Les grimaces, Jennifer Murzeau

Présentation de l’éditeur :

grimacesAngelina est chargée de production pour une chaîne de télé du câble. Depuis plus de trois ans, elle subit la perfidie de sa collègue, assiste aux batailles d’égo qui l’excluent, observe toutes ces grimaces qu’elle ne sait pas faire. Éternelle anonyme, elle souffre en silence de son intégration ratée dans le monde du travail jusqu’au jour où elle décide de se venger. Il lui faut une victime qui paye pour ce trop-plein d’humiliations. Elle choisit Marie. Puis elle laisse vaciller sa raison et grandir son obsession pour cette jeune et belle présentatrice qui semble avoir le monde à ses pieds.

À travers les yeux de ses personnages, Jennifer Murzeau détaille un quotidien fait de petites violences et de grands ridicules. Elle dépeint avec un humour caustique un univers où finalement chacun se débat pour exister dans une compétition sans pitié.

Jennifer Murzeau pose un regard amusé autant qu’intransigeant sur l’entreprise, ce monde où les rapports sont biaisés par l’apparence, le pouvoir et la hiérarchie.

Un premier roman drôle et grinçant, mais surtout plein de lucidité, qui donne à voir un univers où, loin des paillettes, tous les coups – et surtout les plus bas – sont permis…
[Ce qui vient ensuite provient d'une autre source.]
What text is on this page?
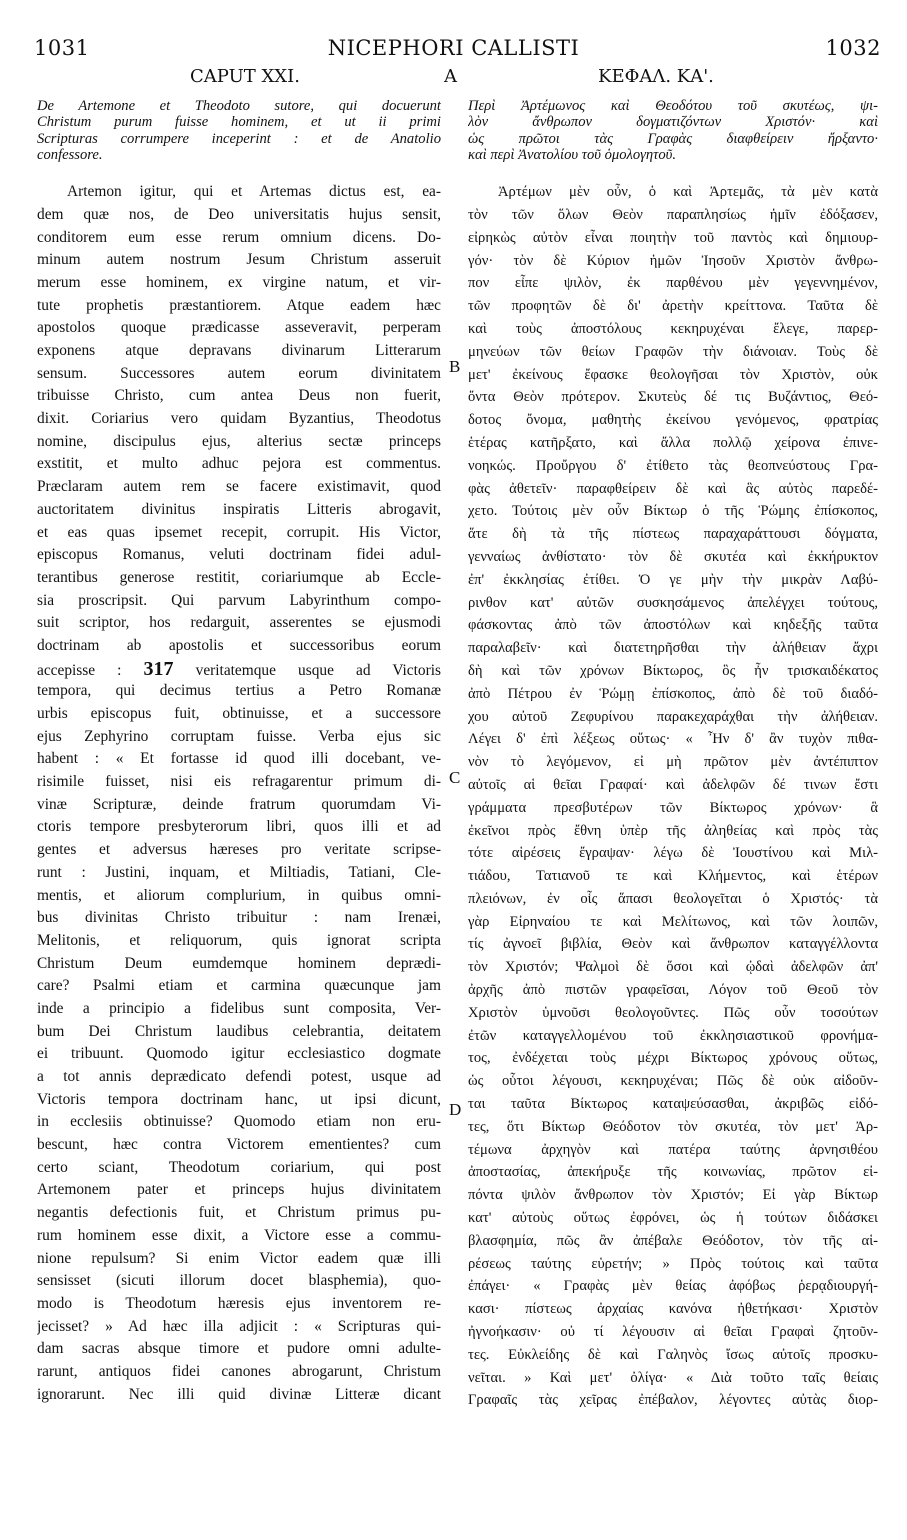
1031	NICEPHORI CALLISTI	1032
CAPUT XXI.	A	ΚΕΦΑΛ. ΚΑ'.
B
C
D
De Artemone et Theodoto sutore, qui docuerunt
Christum purum fuisse hominem, et ut ii primi
Scripturas corrumpere inceperint : et de Anatolio
confessore.
Artemon igitur, qui et Artemas dictus est, ea-
dem quæ nos, de Deo universitatis hujus sensit,
conditorem eum esse rerum omnium dicens. Do-
minum autem nostrum Jesum Christum asseruit
merum esse hominem, ex virgine natum, et vir-
tute prophetis præstantiorem. Atque eadem hæc
apostolos quoque prædicasse asseveravit, perperam
exponens atque depravans divinarum Litterarum
sensum. Successores autem eorum divinitatem
tribuisse Christo, cum antea Deus non fuerit,
dixit. Coriarius vero quidam Byzantius, Theodotus
nomine, discipulus ejus, alterius sectæ princeps
exstitit, et multo adhuc pejora est commentus.
Præclaram autem rem se facere existimavit, quod
auctoritatem divinitus inspiratis Litteris abrogavit,
et eas quas ipsemet recepit, corrupit. His Victor,
episcopus Romanus, veluti doctrinam fidei adul-
terantibus generose restitit, coriariumque ab Eccle-
sia proscripsit. Qui parvum Labyrinthum compo-
suit scriptor, hos redarguit, asserentes se ejusmodi
doctrinam ab apostolis et successoribus eorum
accepisse : 317 veritatemque usque ad Victoris
tempora, qui decimus tertius a Petro Romanæ
urbis episcopus fuit, obtinuisse, et a successore
ejus Zephyrino corruptam fuisse. Verba ejus sic
habent : « Et fortasse id quod illi docebant, ve-
risimile fuisset, nisi eis refragarentur primum di-
vinæ Scripturæ, deinde fratrum quorumdam Vi-
ctoris tempore presbyterorum libri, quos illi et ad
gentes et adversus hæreses pro veritate scripse-
runt : Justini, inquam, et Miltiadis, Tatiani, Cle-
mentis, et aliorum complurium, in quibus omni-
bus divinitas Christo tribuitur : nam Irenæi,
Melitonis, et reliquorum, quis ignorat scripta
Christum Deum eumdemque hominem deprædi-
care? Psalmi etiam et carmina quæcunque jam
inde a principio a fidelibus sunt composita, Ver-
bum Dei Christum laudibus celebrantia, deitatem
ei tribuunt. Quomodo igitur ecclesiastico dogmate
a tot annis deprædicato defendi potest, usque ad
Victoris tempora doctrinam hanc, ut ipsi dicunt,
in ecclesiis obtinuisse? Quomodo etiam non eru-
bescunt, hæc contra Victorem ementientes? cum
certo sciant, Theodotum coriarium, qui post
Artemonem pater et princeps hujus divinitatem
negantis defectionis fuit, et Christum primus pu-
rum hominem esse dixit, a Victore esse a commu-
nione repulsum? Si enim Victor eadem quæ illi
sensisset (sicuti illorum docet blasphemia), quo-
modo is Theodotum hæresis ejus inventorem re-
jecisset? » Ad hæc illa adjicit : « Scripturas qui-
dam sacras absque timore et pudore omni adulte-
rarunt, antiquos fidei canones abrogarunt, Christum
ignorarunt. Nec illi quid divinæ Litteræ dicant
Περὶ Ἀρτέμωνος καὶ Θεοδότου τοῦ σκυτέως, ψι-
λὸν ἄνθρωπον δογματιζόντων Χριστόν· καὶ
ὡς πρῶτοι τὰς Γραφὰς διαφθείρειν ἤρξαντο·
καὶ περὶ Ἀνατολίου τοῦ ὁμολογητοῦ.
Ἀρτέμων μὲν οὖν, ὁ καὶ Ἀρτεμᾶς, τὰ μὲν κατὰ
τὸν τῶν ὅλων Θεὸν παραπλησίως ἡμῖν ἐδόξασεν,
εἰρηκὼς αὐτὸν εἶναι ποιητὴν τοῦ παντὸς καὶ δημιουρ-
γόν· τὸν δὲ Κύριον ἡμῶν Ἰησοῦν Χριστὸν ἄνθρω-
πον εἶπε ψιλὸν, ἐκ παρθένου μὲν γεγεννημένον,
τῶν προφητῶν δὲ δι' ἀρετὴν κρείττονα. Ταῦτα δὲ
καὶ τοὺς ἀποστόλους κεκηρυχέναι ἔλεγε, παρερ-
μηνεύων τῶν θείων Γραφῶν τὴν διάνοιαν. Τοὺς δὲ
μετ' ἐκείνους ἔφασκε θεολογῆσαι τὸν Χριστὸν, οὐκ
ὄντα Θεὸν πρότερον. Σκυτεὺς δέ τις Βυζάντιος, Θεό-
δοτος ὄνομα, μαθητὴς ἐκείνου γενόμενος, φρατρίας
ἑτέρας κατῆρξατο, καὶ ἄλλα πολλῷ χείρονα ἐπινε-
νοηκώς. Προὔργου δ' ἐτίθετο τὰς θεοπνεύστους Γρα-
φὰς ἀθετεῖν· παραφθείρειν δὲ καὶ ἃς αὐτὸς παρεδέ-
χετο. Τούτοις μὲν οὖν Βίκτωρ ὁ τῆς Ῥώμης ἐπίσκοπος,
ἅτε δὴ τὰ τῆς πίστεως παραχαράττουσι δόγματα,
γενναίως ἀνθίστατο· τὸν δὲ σκυτέα καὶ ἐκκήρυκτον
ἐπ' ἐκκλησίας ἐτίθει. Ὁ γε μὴν τὴν μικρὰν Λαβύ-
ρινθον κατ' αὐτῶν συσκησάμενος ἀπελέγχει τούτους,
φάσκοντας ἀπὸ τῶν ἀποστόλων καὶ κηδεξῆς ταῦτα
παραλαβεῖν· καὶ διατετηρῆσθαι τὴν ἀλήθειαν ἄχρι
δὴ καὶ τῶν χρόνων Βίκτωρος, ὃς ἦν τρισκαιδέκατος
ἀπὸ Πέτρου ἐν Ῥώμῃ ἐπίσκοπος, ἀπὸ δὲ τοῦ διαδό-
χου αὐτοῦ Ζεφυρίνου παρακεχαράχθαι τὴν ἀλήθειαν.
Λέγει δ' ἐπὶ λέξεως οὕτως· « Ἦν δ' ἂν τυχὸν πιθα-
νὸν τὸ λεγόμενον, εἰ μὴ πρῶτον μὲν ἀντέπιπτον
αὐτοῖς αἱ θεῖαι Γραφαί· καὶ ἀδελφῶν δέ τινων ἔστι
γράμματα πρεσβυτέρων τῶν Βίκτωρος χρόνων· ἃ
ἐκεῖνοι πρὸς ἔθνη ὑπὲρ τῆς ἀληθείας καὶ πρὸς τὰς
τότε αἱρέσεις ἔγραψαν· λέγω δὲ Ἰουστίνου καὶ Μιλ-
τιάδου, Τατιανοῦ τε καὶ Κλήμεντος, καὶ ἑτέρων
πλειόνων, ἐν οἷς ἅπασι θεολογεῖται ὁ Χριστός· τὰ
γὰρ Εἰρηναίου τε καὶ Μελίτωνος, καὶ τῶν λοιπῶν,
τίς ἀγνοεῖ βιβλία, Θεὸν καὶ ἄνθρωπον καταγγέλλοντα
τὸν Χριστόν; Ψαλμοὶ δὲ ὅσοι καὶ ᾠδαὶ ἀδελφῶν ἀπ'
ἀρχῆς ἀπὸ πιστῶν γραφεῖσαι, Λόγον τοῦ Θεοῦ τὸν
Χριστὸν ὑμνοῦσι θεολογοῦντες. Πῶς οὖν τοσούτων
ἐτῶν καταγγελλομένου τοῦ ἐκκλησιαστικοῦ φρονήμα-
τος, ἐνδέχεται τοὺς μέχρι Βίκτωρος χρόνους οὕτως,
ὡς οὗτοι λέγουσι, κεκηρυχέναι; Πῶς δὲ οὐκ αἰδοῦν-
ται ταῦτα Βίκτωρος καταψεύσασθαι, ἀκριβῶς εἰδό-
τες, ὅτι Βίκτωρ Θεόδοτον τὸν σκυτέα, τὸν μετ' Ἀρ-
τέμωνα ἀρχηγὸν καὶ πατέρα ταύτης ἀρνησιθέου
ἀποστασίας, ἀπεκήρυξε τῆς κοινωνίας, πρῶτον εἰ-
πόντα ψιλὸν ἄνθρωπον τὸν Χριστόν; Εἰ γὰρ Βίκτωρ
κατ' αὐτοὺς οὕτως ἐφρόνει, ὡς ἡ τούτων διδάσκει
βλασφημία, πῶς ἂν ἀπέβαλε Θεόδοτον, τὸν τῆς αἱ-
ρέσεως ταύτης εὑρετήν; » Πρὸς τούτοις καὶ ταῦτα
ἐπάγει· « Γραφὰς μὲν θείας ἀφόβως ῥερᾳδιουργή-
κασι· πίστεως ἀρχαίας κανόνα ἠθετήκασι· Χριστὸν
ἠγνοήκασιν· οὐ τί λέγουσιν αἱ θεῖαι Γραφαὶ ζητοῦν-
τες. Εὐκλείδης δὲ καὶ Γαληνὸς ἴσως αὐτοῖς προσκυ-
νεῖται. » Καὶ μετ' ὀλίγα· « Διὰ τοῦτο ταῖς θείαις
Γραφαῖς τὰς χεῖρας ἐπέβαλον, λέγοντες αὐτὰς διορ-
Jennifer Murzeau sera au rendez-vous de la rubrique « Pourquoi écrivez-vous ? » ce mercredi.

 

Editions Léo Scheer, juin 2012, 168 pages, 17 euros

Citations choisies :

« Angelina était le genre de personnes, fort rares au demeurant, capable d’endurer une douche pestilentielle afin d’être agréable à un interlocuteur dont elle n’avait strictement rien à faire. Voilà quel était le drame de cette jeune fille petite, grassouillette et sans éclat : elle était gentille.

Et le monde pas. » (page 11)

« Ce qu’elle regrettait comprit-elle, c’était ce moment auquel on n’accorde jamais assez d’importance, où tout est encore possible, où, même si l’on souffre, tous les espoirs sont permis puisque la vie n’a pas vraiment commencé, et qu’on a le droit de se tromper. A vingt-neuf ans révolus, il devenait cependant risqué de se tromper. Et Angelina savait qu’elle se trompait et que ce qu’elle regrettait, c’était de ne plus grandir, mais de vieillir. » (pages 24-25)

« C’est très chic d’être charrette. Alice était donc très chic en permanence. » (page 37)

« Etre folle, c’était mieux, plus noble que d’être gentille. » (page 39)

« Les patrons de la chaîne n’étaient jamais loin, et sirotaient nonchalamment leur champagne en dodelinent vaguement du chef pour encourager les danseurs, signifier que quelque part ils kiffaient eux aussi la vibe. Mais pas trop, parce que leur fonction ne le permettait pas » (page 44)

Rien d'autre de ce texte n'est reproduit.